I just check once a week instead, and the parents WhatsApp group fills in the gaps for me.
But I also have apps that push marketing through notifications _and_ are urgent on a reoccurring basis (usually delivery or rideshare apps). For those, I'd love if there was a system notification setting (per app) for "allow notifications from this all for the next X hours" _and_ a simple UX to make that happen.
There are certain apps that I would love to be able to uninstall but have to keep for one reason or another, so I really appreciate apps like these which prevent attention-stealing notifications from making it through :)
If I go a few days without going into a given social media app to see the notifications in the app, so be it. For that matter, I'm relatively selective about the apps I even install in the first place.
Some apps use just one channel and use it to send both really important stuff (like fraud alerts on your credit card) as well as ads so you cannot turn them off even if you wanted to.
Other apps create 4 new channels a week so you cannot turn them off even if you wanted to.
Apps shouldn't be allowed to send notifications for Ads! I give any app on my phone one chance to be annoying and then turn them off.

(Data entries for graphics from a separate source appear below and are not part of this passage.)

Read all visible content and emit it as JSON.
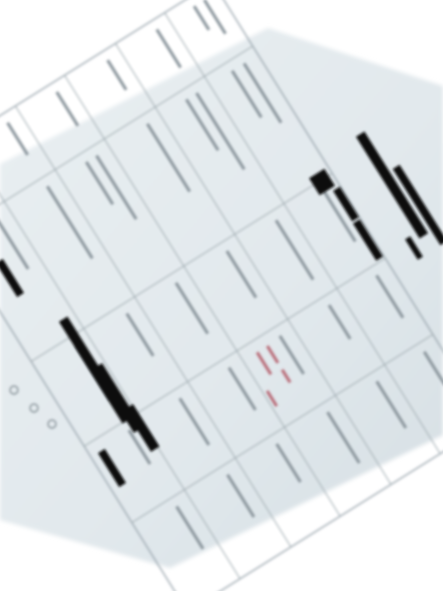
{
  "document": {
    "kind": "rotated-photographed-form",
    "legibility": "illegible",
    "colors": {
      "background": "#ffffff",
      "paper": "#e4ebee",
      "paper_shadow": "#c9d3d8",
      "grid_line": "#9aa6ad",
      "faint_text": "#8c979e",
      "redaction": "#111111",
      "red_ink": "#b04a5a"
    },
    "redactions_count": 11,
    "text": []
  }
}
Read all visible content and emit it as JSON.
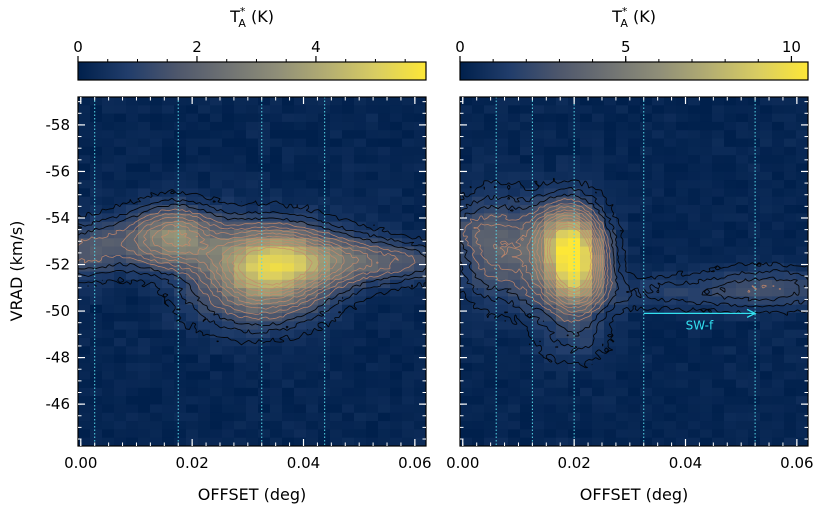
{
  "chart_data": [
    {
      "type": "heatmap",
      "panel": "left",
      "colorbar": {
        "label_main": "T",
        "label_sup": "*",
        "label_sub": "A",
        "label_unit": " (K)",
        "ticks": [
          0,
          2,
          4
        ],
        "range": [
          0,
          5.85
        ]
      },
      "xlabel": "OFFSET (deg)",
      "ylabel": "VRAD (km/s)",
      "xlim": [
        -0.0005,
        0.062
      ],
      "ylim": [
        -44.2,
        -59.2
      ],
      "xticks": [
        "0.00",
        "0.02",
        "0.04",
        "0.06"
      ],
      "yticks": [
        "-58",
        "-56",
        "-54",
        "-52",
        "-50",
        "-48",
        "-46"
      ],
      "vlines": [
        0.0025,
        0.0175,
        0.0325,
        0.0438
      ],
      "blobs": [
        {
          "x": 0.0335,
          "v": -51.9,
          "sx": 0.008,
          "sv": 1.2,
          "amp": 4.4
        },
        {
          "x": 0.017,
          "v": -53.3,
          "sx": 0.005,
          "sv": 0.9,
          "amp": 2.3
        },
        {
          "x": 0.045,
          "v": -52.2,
          "sx": 0.01,
          "sv": 0.75,
          "amp": 1.6
        },
        {
          "x": 0.008,
          "v": -52.9,
          "sx": 0.009,
          "sv": 0.85,
          "amp": 1.3
        },
        {
          "x": 0.058,
          "v": -52.1,
          "sx": 0.007,
          "sv": 0.55,
          "amp": 0.9
        },
        {
          "x": 0.0,
          "v": -52.3,
          "sx": 0.004,
          "sv": 0.7,
          "amp": 0.8
        },
        {
          "x": 0.03,
          "v": -50.0,
          "sx": 0.008,
          "sv": 0.9,
          "amp": 0.7
        }
      ],
      "contour_levels": [
        0.35,
        0.7,
        1.05,
        1.4,
        1.75,
        2.1,
        2.45,
        2.8,
        3.15,
        3.5,
        3.85,
        4.2
      ]
    },
    {
      "type": "heatmap",
      "panel": "right",
      "colorbar": {
        "label_main": "T",
        "label_sup": "*",
        "label_sub": "A",
        "label_unit": " (K)",
        "ticks": [
          0,
          5,
          10
        ],
        "range": [
          0,
          10.5
        ]
      },
      "xlabel": "OFFSET (deg)",
      "ylabel": "",
      "xlim": [
        -0.0005,
        0.062
      ],
      "ylim": [
        -44.2,
        -59.2
      ],
      "xticks": [
        "0.00",
        "0.02",
        "0.04",
        "0.06"
      ],
      "yticks": [],
      "vlines": [
        0.006,
        0.0125,
        0.02,
        0.0325,
        0.0525
      ],
      "blobs": [
        {
          "x": 0.02,
          "v": -52.1,
          "sx": 0.0038,
          "sv": 1.4,
          "amp": 10.0
        },
        {
          "x": 0.0165,
          "v": -53.3,
          "sx": 0.004,
          "sv": 1.0,
          "amp": 3.0
        },
        {
          "x": 0.006,
          "v": -52.7,
          "sx": 0.0045,
          "sv": 1.5,
          "amp": 3.4
        },
        {
          "x": 0.0125,
          "v": -51.3,
          "sx": 0.0025,
          "sv": 1.2,
          "amp": 1.2
        },
        {
          "x": 0.038,
          "v": -50.8,
          "sx": 0.012,
          "sv": 0.55,
          "amp": 1.3
        },
        {
          "x": 0.056,
          "v": -51.0,
          "sx": 0.008,
          "sv": 0.65,
          "amp": 1.9
        },
        {
          "x": 0.0,
          "v": -53.6,
          "sx": 0.003,
          "sv": 0.6,
          "amp": 1.1
        },
        {
          "x": 0.02,
          "v": -48.6,
          "sx": 0.005,
          "sv": 0.8,
          "amp": 1.0
        }
      ],
      "contour_levels": [
        0.6,
        1.2,
        1.8,
        2.4,
        3.0,
        3.6,
        4.2,
        4.8,
        5.4,
        6.0,
        6.6,
        7.2,
        7.8
      ],
      "annotation": {
        "text": "SW-f",
        "x_start": 0.0325,
        "x_end": 0.0525,
        "v": -49.9,
        "color": "#33e0f0"
      }
    }
  ],
  "colormap": [
    "#00204c",
    "#213d6b",
    "#4e576c",
    "#6f7273",
    "#8f8e78",
    "#b3ad72",
    "#d9cd62",
    "#fde737"
  ],
  "contour_dark": "#000000",
  "contour_light": "#c98a6a",
  "vline_color": "#55d8e8"
}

This feels like something where we should be able to use an on device classifier or even LLM to bucket notifications, similar to a spam inbox.
Even better if they can pull any potential coupons out for use later without flavor text from the notification itself.
Also, do note that if it is a persistent notification[1] then the Android OS does not allow it to be dismissed. In such a case, you will see the notification in the blocked history with a warning icon next to it.
[1] https://developer.android.com/develop/ui/views/notifications...
Also, can Google read push notifications going through FCM?